Progress Software (PRGS - Free Report) recently announced preliminary results for the third quarter of fiscal 2020 that ended on Aug 31. The company raised both earnings and revenue outlook for the to-be-reported quarter and also provided its fiscal 2020 guidance.
Moreover, Progress announced that it has entered into a definitive agreement to acquire Chef, a leading provider of Continuous Automation software, for $220 million in cash.
Progress Set to Report a Strong Q3
Markedly, Progress’ shares have underperformed the Zacks Computer Software industry peers Aspen Technology (AZPN - Free Report) , salesforce.com (CRM - Free Report) and Cadence Design Systems (CDNS - Free Report) year to date.
While Progress’ shares have lost 14.6%, Aspen, salesforce and Cadence gained 2.2%, 48.4% and 44.9%, respectively. Moreover, the industry rallied 32.3% year to date. Markedly, Aspen and salesforce sport a Zacks Rank #1 (Strong Buy), while Cadence has a Zacks Rank #2 (Buy). You can see the complete list of today’s Zacks #1 Rank stocks here.
However, the preliminary results suggest an impressive fiscal third quarter that is likely to help Progress’ shares rebound in the rest of fiscal 2020.
This Zacks Rank #4 (Sell) company now expects non-GAAP earnings between 75 cents and 78 cents per share, better than the previous guidance range of 69-71 cents.
Moreover, revenues are anticipated between $109 million and $111 million, better than management’s previous guidance of $104-$109 million.
Apart from better-than-expected revenue performance, stringent cost control and improving operating efficiency are expected to have aided quarter results.
The Zacks Consensus Estimate for third quarter is currently pegged at 71 cents, unchanged in the past 30 days and indicates 5.3% decline from the figure reported in the year-ago quarter.The consensus mark for revenues is pegged at $107.70 million, suggesting decline of 6.8% from the year-ago quarter’s reported figure.
Further, Progress raised its fiscal 2020 guidance. The company now expects earnings between $2.94 and $2.97 per share, better than the previous guidance range of $2.82-$2.86.

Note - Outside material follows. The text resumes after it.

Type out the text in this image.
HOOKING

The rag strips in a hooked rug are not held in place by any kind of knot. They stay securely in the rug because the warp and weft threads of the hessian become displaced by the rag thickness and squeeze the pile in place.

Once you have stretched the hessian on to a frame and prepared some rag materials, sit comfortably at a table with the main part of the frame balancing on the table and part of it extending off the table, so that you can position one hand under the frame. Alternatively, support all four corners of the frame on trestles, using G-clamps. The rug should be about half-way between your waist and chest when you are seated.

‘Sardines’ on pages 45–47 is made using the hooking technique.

Moreover, revenues are anticipated between $452 million and $456 million, better than the previous guidance of $433-$443 million.
Progress is set to report third-quarter fiscal results on Sep 29.
Chef Buyout to Strengthen Recurring-Revenue Base
Meanwhile, the Chef acquisition will expand clientele and boost Progress’ recurring-revenue base. Notably, Chef has more than 700 customers including several blue-chip enterprises. Further, as of Jun 30, 2020, Chef’s recurring revenues on a trailing 12-month basis was $72 million.
Moreover, net retention rate of more than 95% indicates a loyal customer base. Notably, Chef is considered a DevOps pioneer and is a dominant provider of continuous delivery automation that helps in accelerating enterprises’ digital and cloud transformation.
Chef will be integrated into Progress’s Application Development and Deployment segment. Progress expects Chef’s subscription-based, term-license business model to boost its recurring-revenue base by 200 basis points. Moreover, Chef’s operating margins are expected to be more than 35% after full realization of cost synergies (expected timeframe within 12 months)
The acquisition is expected to close in October. Chef is anticipated to contribute between $10 million and $12 million to fiscal 2020 revenues. Although the acquisition is expected to be dilutive to fiscal 2020 earnings (negative impact of break-even to 4 cents), it is anticipated to be accretive beginning first-quarter fiscal 2021.